左に紙。右に端末。八月九日から昨日までの記録を、日付の順に重ねてある。番号を打ちはじめてからの分だ。打ち直すとき、慧は一字ずつ写してきた。要約はしない。整えもしない。写す、というのはそういう作業のはずだった。


一枚目から始めた。


急がない、と最初に決めた。急ぐと、見つけたいものを見つけてしまう。見つけたいものではなく、あるものを見つけるのが照合だ。父のノートを読むときも、同じことを自分に言ってきた。言ってきたわりに、守れた日は多くない。今日は守る。守れるように、机の上から他の物を全部下ろした。


読み合わせは、声に出さずに、指で行った。左の行を左手の指で、右の行を右手の指で押さえて、同じ速さで下ろしていく。父に教わったやり方ではない。父のノートを十年読むうちに、手が覚えたやり方だ。


八月の分は、揃っていた。


一時間で八月が終わり、途中で湯を沸かして、飲まないまま冷ました。九月に入ってからは、指の速さを一段落とした。九月の記録は、書いた本人の覚えでは、乱れている。乱れた記録の照合は、乱れていない記録より、ずっと疲れる。書いた夜の自分が、行の向こうから手元を見ている気がする。


九月の分も、途中までは揃っていた。


九月二十七日から十月二日までの記録で、指が止まった。


右の端末に、こうある。九月十九日の記録で、わたしは「人数を数えれば足りる」と書きました。訂正します。足りません。


左の紙に、その文はなかった。


慧は、九月十九日の紙をたぐった。十九日の記録に、人数を数えれば足りる、という文はない。書いてあるのは、数える方法を、まだ思いつきません。人数なら数えられます。けれど、数えたいのは人数ではない気がしていて——そこまでだ。


足りない、という結論に、わたしは十九日の時点で立っていた。


立っていた場所へ、あとから訂正の形で連れて行かれている。


慧は、指を紙から離さなかった。離すと、いま押さえているものが動く気がした。動くはずがない。紙は動かない。動かないから、紙にした。
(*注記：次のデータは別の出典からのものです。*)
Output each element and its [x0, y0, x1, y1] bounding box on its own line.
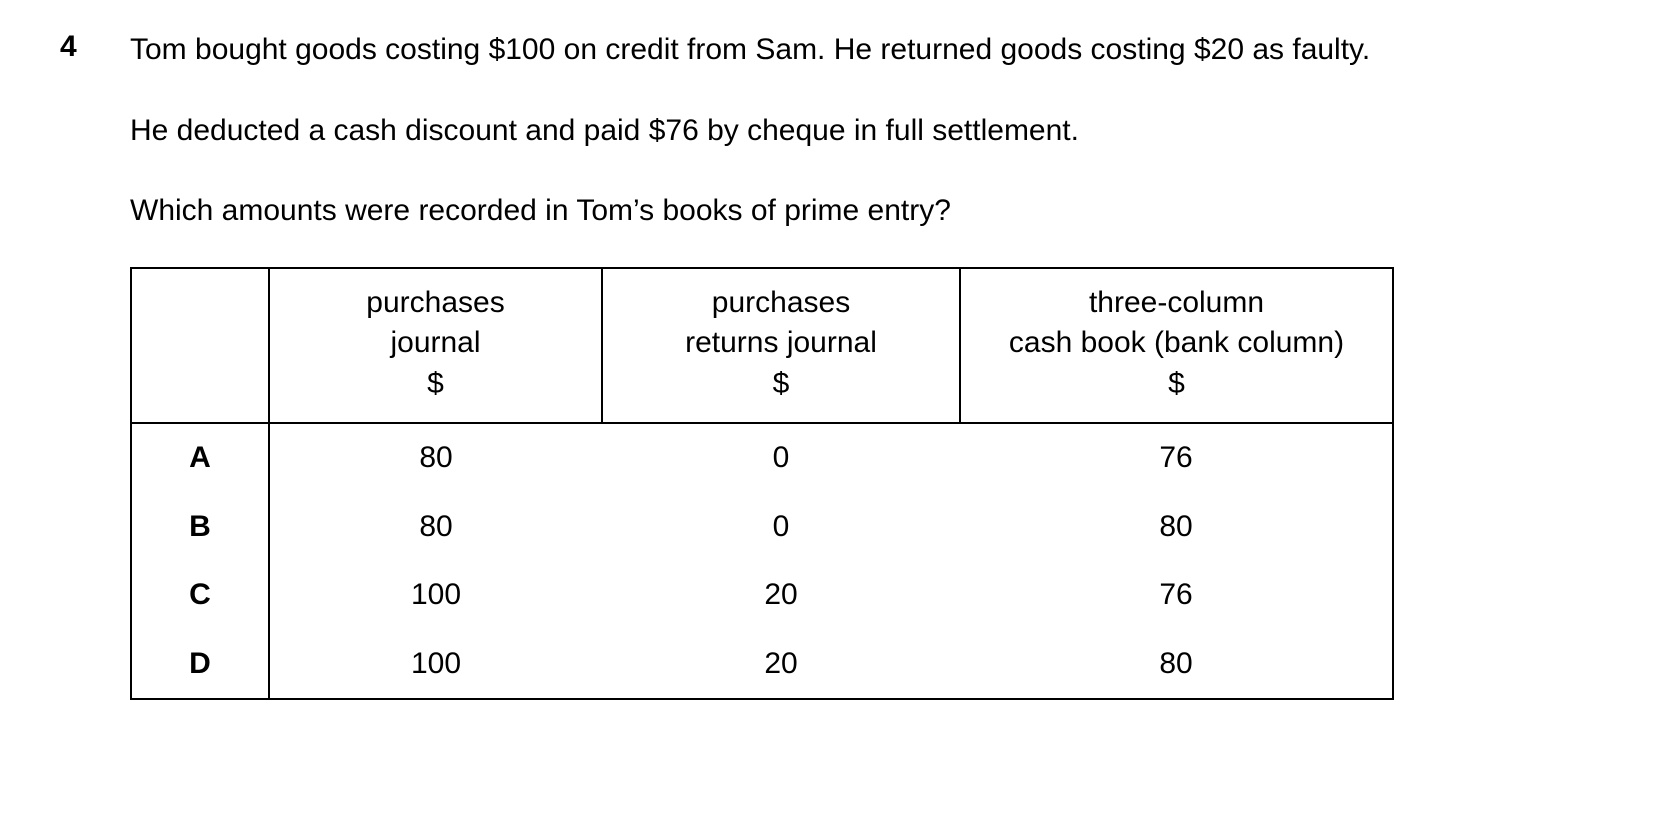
exam-question-page: 4 Tom bought goods costing $100 on credi… [0, 0, 1680, 813]
header-line: journal [288, 323, 583, 364]
option-label: A [131, 423, 269, 493]
cell-purchases: 80 [269, 423, 602, 493]
table-header-returns: purchases returns journal $ [602, 268, 960, 424]
cell-cashbook: 80 [960, 630, 1393, 700]
table-row: C 100 20 76 [131, 561, 1393, 630]
header-line: three-column [979, 283, 1374, 324]
cell-returns: 20 [602, 561, 960, 630]
cell-purchases: 100 [269, 630, 602, 700]
question-number: 4 [60, 30, 90, 64]
question-paragraph-1: Tom bought goods costing $100 on credit … [130, 30, 1620, 71]
question-row: 4 Tom bought goods costing $100 on credi… [60, 30, 1620, 700]
cell-cashbook: 76 [960, 561, 1393, 630]
header-line: cash book (bank column) [979, 323, 1374, 364]
header-line: $ [288, 364, 583, 405]
option-label: C [131, 561, 269, 630]
cell-returns: 0 [602, 423, 960, 493]
table-header-option [131, 268, 269, 424]
table-header-row: purchases journal $ purchases returns jo… [131, 268, 1393, 424]
header-line: purchases [621, 283, 941, 324]
cell-cashbook: 80 [960, 493, 1393, 562]
table-header-cashbook: three-column cash book (bank column) $ [960, 268, 1393, 424]
header-line: purchases [288, 283, 583, 324]
cell-returns: 0 [602, 493, 960, 562]
header-line: $ [621, 364, 941, 405]
answer-options-table: purchases journal $ purchases returns jo… [130, 267, 1394, 701]
cell-returns: 20 [602, 630, 960, 700]
option-label: B [131, 493, 269, 562]
header-line: $ [979, 364, 1374, 405]
cell-purchases: 100 [269, 561, 602, 630]
header-line: returns journal [621, 323, 941, 364]
table-row: A 80 0 76 [131, 423, 1393, 493]
table-row: D 100 20 80 [131, 630, 1393, 700]
cell-cashbook: 76 [960, 423, 1393, 493]
table-header-purchases: purchases journal $ [269, 268, 602, 424]
cell-purchases: 80 [269, 493, 602, 562]
question-paragraph-3: Which amounts were recorded in Tom’s boo… [130, 191, 1620, 232]
option-label: D [131, 630, 269, 700]
question-body: Tom bought goods costing $100 on credit … [130, 30, 1620, 700]
table-row: B 80 0 80 [131, 493, 1393, 562]
question-paragraph-2: He deducted a cash discount and paid $76… [130, 111, 1620, 152]
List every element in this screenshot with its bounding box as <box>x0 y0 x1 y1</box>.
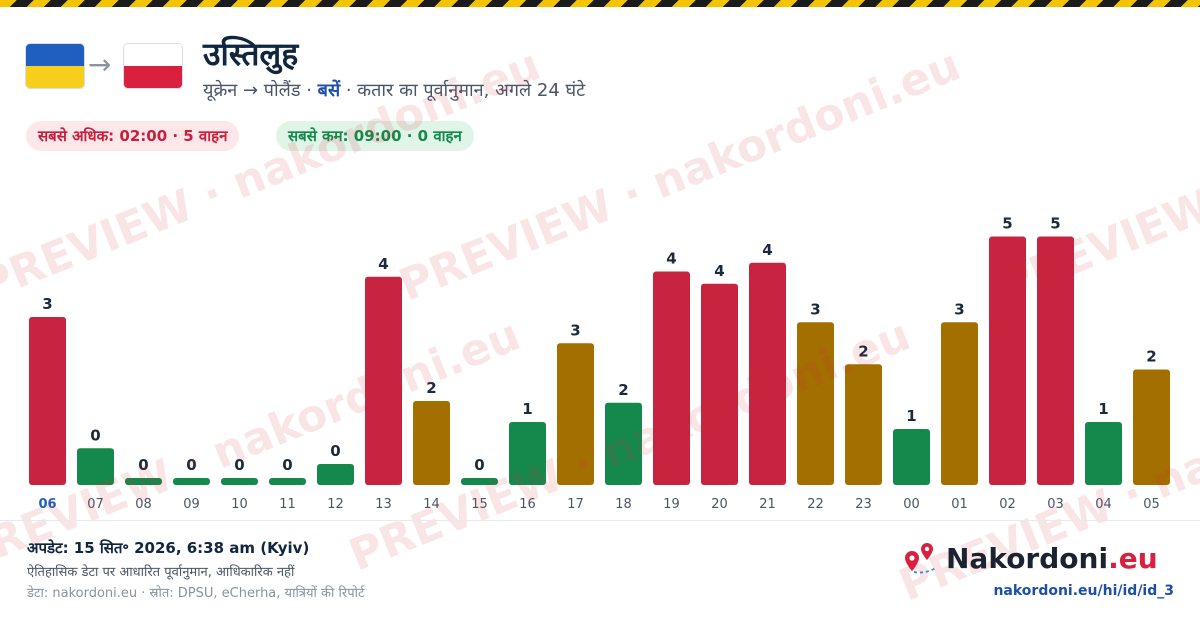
value-label-12: 0 <box>330 442 340 460</box>
value-label-17: 3 <box>570 321 580 339</box>
value-label-16: 1 <box>522 400 532 418</box>
queue-forecast-chart: 3060070080090100110124132140151163172184… <box>29 215 1170 512</box>
brand-logo[interactable]: Nakordoni.eu <box>900 538 1158 578</box>
x-tick-07: 07 <box>87 497 104 512</box>
x-tick-06: 06 <box>38 497 56 512</box>
ukraine-flag-icon <box>26 44 84 88</box>
value-label-04: 1 <box>1098 400 1108 418</box>
bar-12 <box>317 464 354 485</box>
bar-07 <box>77 448 114 485</box>
route-arrow-icon: → <box>88 48 112 81</box>
x-tick-12: 12 <box>327 497 344 512</box>
subtitle-mode: बसें <box>317 80 341 101</box>
bar-05 <box>1133 369 1170 485</box>
min-badge: सबसे कम: 09:00 · 0 वाहन <box>276 121 474 151</box>
bar-10 <box>221 478 258 485</box>
bar-00 <box>893 429 930 485</box>
x-tick-19: 19 <box>663 497 680 512</box>
x-tick-08: 08 <box>135 497 152 512</box>
x-tick-03: 03 <box>1047 497 1064 512</box>
value-label-07: 0 <box>90 426 100 444</box>
value-label-13: 4 <box>378 255 388 273</box>
bar-03 <box>1037 236 1074 485</box>
subtitle-rest: · कतार का पूर्वानुमान, अगले 24 घंटे <box>340 80 586 101</box>
value-label-08: 0 <box>138 456 148 474</box>
x-tick-17: 17 <box>567 497 584 512</box>
x-tick-20: 20 <box>711 497 728 512</box>
x-tick-22: 22 <box>807 497 824 512</box>
bar-02 <box>989 236 1026 485</box>
x-tick-14: 14 <box>423 497 440 512</box>
bar-19 <box>653 271 690 485</box>
value-label-01: 3 <box>954 300 964 318</box>
bar-09 <box>173 478 210 485</box>
bar-11 <box>269 478 306 485</box>
value-label-11: 0 <box>282 456 292 474</box>
value-label-15: 0 <box>474 456 484 474</box>
hazard-stripe <box>0 0 1200 7</box>
value-label-20: 4 <box>714 262 724 280</box>
bar-01 <box>941 322 978 485</box>
page-url-link[interactable]: nakordoni.eu/hi/id/id_3 <box>993 583 1174 599</box>
bar-17 <box>557 343 594 485</box>
value-label-09: 0 <box>186 456 196 474</box>
map-pin-route-icon <box>905 543 937 574</box>
x-tick-10: 10 <box>231 497 248 512</box>
x-tick-11: 11 <box>279 497 296 512</box>
brand-domain: .eu <box>1108 541 1158 575</box>
x-tick-02: 02 <box>999 497 1016 512</box>
x-tick-05: 05 <box>1143 497 1160 512</box>
value-label-05: 2 <box>1146 348 1156 366</box>
bar-14 <box>413 401 450 485</box>
x-tick-15: 15 <box>471 497 488 512</box>
data-source: डेटा: nakordoni.eu · स्रोत: DPSU, eCherh… <box>27 586 365 601</box>
x-tick-01: 01 <box>951 497 968 512</box>
bar-04 <box>1085 422 1122 485</box>
value-label-14: 2 <box>426 379 436 397</box>
bar-15 <box>461 478 498 485</box>
bar-06 <box>29 317 66 485</box>
brand-name-main: Nakordoni <box>946 541 1109 575</box>
updated-timestamp: अपडेट: 15 सित॰ 2026, 6:38 am (Kyiv) <box>27 539 310 557</box>
bar-21 <box>749 262 786 485</box>
bar-23 <box>845 364 882 485</box>
brand-name: Nakordoni.eu <box>946 542 1158 575</box>
bar-20 <box>701 283 738 485</box>
disclaimer-note: ऐतिहासिक डेटा पर आधारित पूर्वानुमान, आधि… <box>27 565 295 580</box>
bar-16 <box>509 422 546 485</box>
poland-flag-icon <box>124 44 182 88</box>
max-badge: सबसे अधिक: 02:00 · 5 वाहन <box>26 121 240 151</box>
x-tick-04: 04 <box>1095 497 1112 512</box>
value-label-06: 3 <box>42 295 52 313</box>
value-label-22: 3 <box>810 300 820 318</box>
value-label-18: 2 <box>618 381 628 399</box>
value-label-10: 0 <box>234 456 244 474</box>
bar-22 <box>797 322 834 485</box>
bar-13 <box>365 276 402 485</box>
x-tick-18: 18 <box>615 497 632 512</box>
subtitle-route: यूक्रेन → पोलैंड · <box>203 80 318 101</box>
value-label-21: 4 <box>762 241 772 259</box>
value-label-02: 5 <box>1002 215 1012 233</box>
value-label-03: 5 <box>1050 215 1060 233</box>
value-label-19: 4 <box>666 250 676 268</box>
page-title: उस्तिलुह <box>203 35 299 73</box>
value-label-00: 1 <box>906 407 916 425</box>
x-tick-21: 21 <box>759 497 776 512</box>
x-tick-16: 16 <box>519 497 536 512</box>
footer-divider <box>0 520 1200 521</box>
x-tick-13: 13 <box>375 497 392 512</box>
value-label-23: 2 <box>858 342 868 360</box>
bar-18 <box>605 402 642 485</box>
x-tick-23: 23 <box>855 497 872 512</box>
page-subtitle: यूक्रेन → पोलैंड · बसें · कतार का पूर्वा… <box>203 78 585 102</box>
bar-08 <box>125 478 162 485</box>
x-tick-00: 00 <box>903 497 920 512</box>
x-tick-09: 09 <box>183 497 200 512</box>
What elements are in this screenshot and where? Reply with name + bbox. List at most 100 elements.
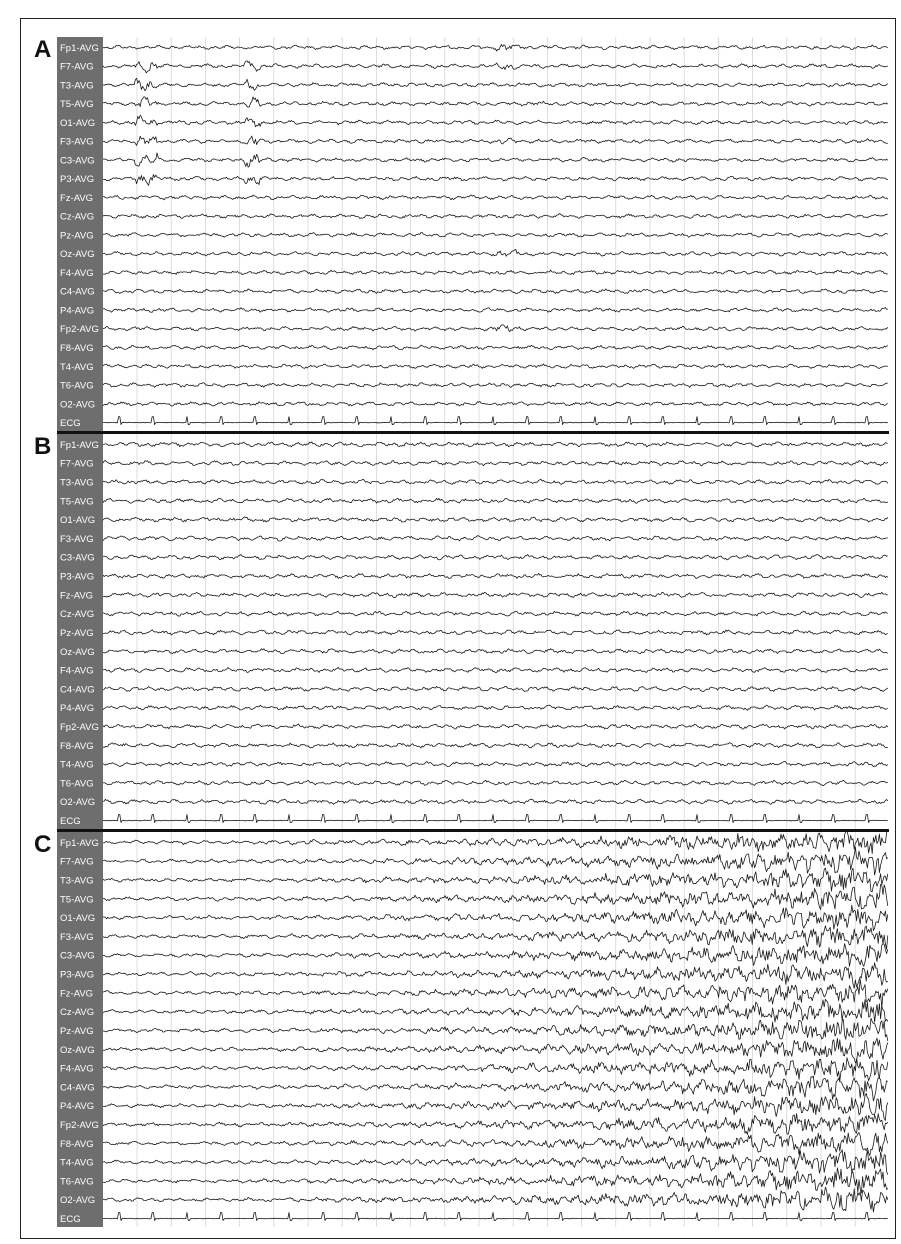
channel-label: F8-AVG [60, 1139, 94, 1150]
eeg-trace [102, 883, 889, 910]
channel-label: T6-AVG [60, 1176, 94, 1187]
grid-lines [136, 832, 856, 1227]
channel-label: T4-AVG [60, 760, 94, 771]
eeg-trace [102, 704, 889, 711]
eeg-trace [102, 904, 889, 931]
eeg-trace [102, 610, 888, 617]
eeg-trace [102, 723, 889, 730]
channel-label: O2-AVG [60, 399, 95, 410]
eeg-trace [102, 779, 888, 786]
eeg-trace [102, 363, 889, 369]
channel-label: C3-AVG [60, 155, 95, 166]
channel-label: P4-AVG [60, 305, 94, 316]
eeg-trace [103, 1093, 889, 1121]
eeg-trace [102, 44, 889, 52]
eeg-trace [102, 761, 889, 768]
eeg-trace [102, 497, 889, 504]
channel-label: O1-AVG [60, 913, 95, 924]
channel-label: Fp2-AVG [60, 722, 99, 733]
channel-label: C4-AVG [60, 287, 95, 298]
channel-label: O1-AVG [60, 515, 95, 526]
eeg-trace [102, 288, 888, 294]
channel-label: T5-AVG [60, 99, 94, 110]
channel-label: Fp2-AVG [60, 324, 99, 335]
channel-label: F7-AVG [60, 62, 94, 73]
eeg-trace [102, 998, 889, 1023]
eeg-trace [102, 60, 889, 74]
panel-letter: A [34, 36, 51, 63]
channel-label: T5-AVG [60, 894, 94, 905]
channel-label: F7-AVG [60, 857, 94, 868]
channel-label: F4-AVG [60, 268, 94, 279]
eeg-trace [102, 213, 888, 219]
channel-label: Cz-AVG [60, 212, 94, 223]
eeg-trace [102, 798, 889, 805]
channel-label: F8-AVG [60, 741, 94, 752]
eeg-trace [102, 174, 888, 186]
eeg-trace [102, 1113, 889, 1135]
channel-label: T5-AVG [60, 496, 94, 507]
eeg-trace [102, 382, 888, 388]
eeg-trace [102, 814, 888, 823]
channel-label: Fp1-AVG [60, 43, 99, 54]
eeg-trace [102, 943, 889, 967]
channel-label: T6-AVG [60, 778, 94, 789]
eeg-trace [102, 1167, 889, 1194]
eeg-trace [102, 978, 889, 1009]
eeg-trace [102, 1057, 889, 1082]
eeg-trace [102, 742, 888, 749]
eeg-trace [102, 96, 889, 108]
eeg-trace [102, 648, 889, 655]
channel-label: Pz-AVG [60, 1026, 94, 1037]
channel-label: Fz-AVG [60, 988, 93, 999]
channel-label: F3-AVG [60, 534, 94, 545]
grid-lines [136, 434, 856, 829]
channel-label: ECG [60, 816, 81, 827]
panel-letter: B [34, 433, 51, 460]
channel-label: F3-AVG [60, 932, 94, 943]
channel-label: C3-AVG [60, 951, 95, 962]
channel-label: T6-AVG [60, 381, 94, 392]
eeg-trace [102, 1017, 889, 1041]
eeg-trace [102, 830, 889, 854]
channel-label: O1-AVG [60, 118, 95, 129]
eeg-trace [102, 1075, 889, 1102]
panel-c: C Fp1-AVG F7-AVG T3-AVG T5-AVG O1-AVG F3-AVG C3… [34, 830, 889, 1227]
channel-label: Fz-AVG [60, 193, 93, 204]
eeg-trace [102, 400, 888, 407]
channel-label: F4-AVG [60, 666, 94, 677]
eeg-trace [102, 307, 888, 313]
channel-label: Oz-AVG [60, 1045, 95, 1056]
channel-label: Cz-AVG [60, 609, 94, 620]
eeg-trace [102, 324, 889, 332]
channel-label: ECG [60, 1214, 81, 1225]
eeg-trace [102, 591, 888, 598]
panel-a: A Fp1-AVG F7-AVG T3-AVG T5-AVG O1-AVG F3-AVG C3… [34, 36, 889, 434]
eeg-trace [102, 114, 888, 128]
eeg-trace [102, 554, 888, 561]
eeg-trace [102, 1037, 889, 1064]
eeg-trace [102, 152, 889, 168]
eeg-trace [102, 573, 889, 579]
eeg-trace [102, 925, 889, 950]
eeg-trace [102, 667, 889, 673]
channel-label: Fp1-AVG [60, 440, 99, 451]
channel-label-column [57, 434, 103, 829]
channel-label-column [57, 832, 103, 1227]
channel-label: Pz-AVG [60, 628, 94, 639]
eeg-trace [102, 867, 889, 892]
channel-label-column [57, 37, 103, 431]
channel-label: T4-AVG [60, 1158, 94, 1169]
eeg-trace [102, 1149, 889, 1175]
channel-label: T3-AVG [60, 477, 94, 488]
eeg-trace [102, 344, 889, 351]
eeg-trace [102, 629, 888, 636]
eeg-trace [102, 441, 888, 448]
channel-label: C3-AVG [60, 553, 95, 564]
eeg-trace [102, 232, 888, 238]
eeg-trace [102, 1186, 889, 1213]
eeg-trace [102, 535, 888, 542]
channel-label: Fp2-AVG [60, 1120, 99, 1131]
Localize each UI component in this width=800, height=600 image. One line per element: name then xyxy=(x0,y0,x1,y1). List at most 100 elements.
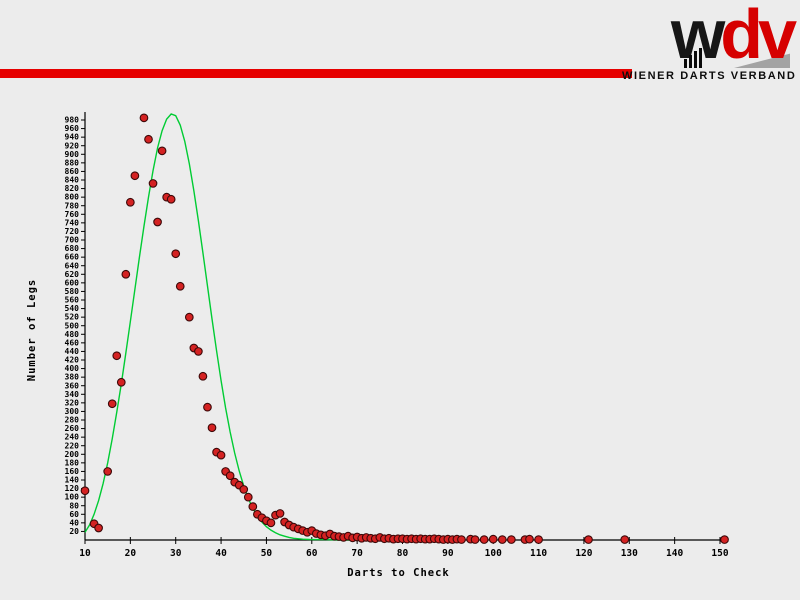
svg-text:260: 260 xyxy=(65,424,80,433)
svg-text:140: 140 xyxy=(65,476,80,485)
data-point xyxy=(457,535,466,544)
data-point xyxy=(80,486,90,496)
svg-text:70: 70 xyxy=(351,548,363,559)
data-point xyxy=(584,535,593,544)
svg-text:50: 50 xyxy=(261,548,273,559)
data-point xyxy=(239,485,249,494)
svg-text:980: 980 xyxy=(65,116,80,125)
svg-text:420: 420 xyxy=(65,356,80,365)
data-point xyxy=(153,217,162,227)
svg-text:800: 800 xyxy=(65,193,80,202)
svg-text:580: 580 xyxy=(65,287,80,296)
svg-text:440: 440 xyxy=(65,347,80,356)
data-point xyxy=(275,509,285,518)
scatter-points xyxy=(80,113,729,544)
data-point xyxy=(166,194,176,204)
data-point xyxy=(266,518,276,528)
data-point xyxy=(507,535,516,544)
svg-text:80: 80 xyxy=(69,501,79,510)
data-point xyxy=(148,179,158,188)
logo-letter-v: v xyxy=(758,0,797,73)
data-point xyxy=(207,423,217,433)
svg-text:840: 840 xyxy=(65,176,80,185)
data-point xyxy=(720,535,729,544)
svg-text:340: 340 xyxy=(65,390,80,399)
data-point xyxy=(497,535,507,544)
data-point xyxy=(534,535,543,544)
data-point xyxy=(225,471,235,481)
header-red-bar xyxy=(0,69,632,78)
svg-text:820: 820 xyxy=(65,184,80,193)
y-tick-labels: 2040608010012014016018020022024026028030… xyxy=(65,116,85,536)
data-point xyxy=(94,523,103,533)
svg-text:40: 40 xyxy=(69,518,79,527)
svg-text:80: 80 xyxy=(397,548,409,559)
data-point xyxy=(470,535,480,544)
svg-text:660: 660 xyxy=(65,253,80,262)
svg-text:380: 380 xyxy=(65,373,80,382)
x-axis-title: Darts to Check xyxy=(347,567,450,579)
data-point xyxy=(107,399,117,409)
svg-text:960: 960 xyxy=(65,124,80,133)
data-point xyxy=(157,146,167,156)
svg-text:320: 320 xyxy=(65,398,80,407)
svg-text:10: 10 xyxy=(79,548,91,559)
svg-text:40: 40 xyxy=(215,548,227,559)
svg-text:480: 480 xyxy=(65,330,80,339)
data-point xyxy=(139,113,149,123)
svg-text:360: 360 xyxy=(65,381,80,390)
wdv-logo: wdv WIENER DARTS VERBAND xyxy=(622,0,797,82)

驚きは、来なかった。来ると思っていた場所に、来なかった。かわりに来たのは、もっと静かなものだった。結末を先に知っている本を、あとから読んだときの感じに、いちばん近い。ここにある、と分かっていた場所に、それはあった。分かっていたことと、確かめたことは、別の欄だ。今日、欄が埋まった。それだけのことで、それだけのことに、二か月かかった。


一度だけ、深く息をした。


それから、最後まで読み合わせを続けた。手順の途中で結論に触らない。それだけを守って、最後の頁まで下ろした。


確かなのは、一箇所。


疑わしいものが、ほかに幾つあるかは、数えられなかった。写した覚えのない言い回しと、写した覚えを思い出せないだけの言い回しは、外からは同じ顔をしている。数えられないものを、慧は数えなかった。数えられた一だけを、持っていくことにした。


---


出る前に、新しい帳面を一冊、鞄に入れた。


今日から、順序を変える。先に紙へ書く。端末へは、そのあとで写す。やめるのではない。順番を変えるだけだ。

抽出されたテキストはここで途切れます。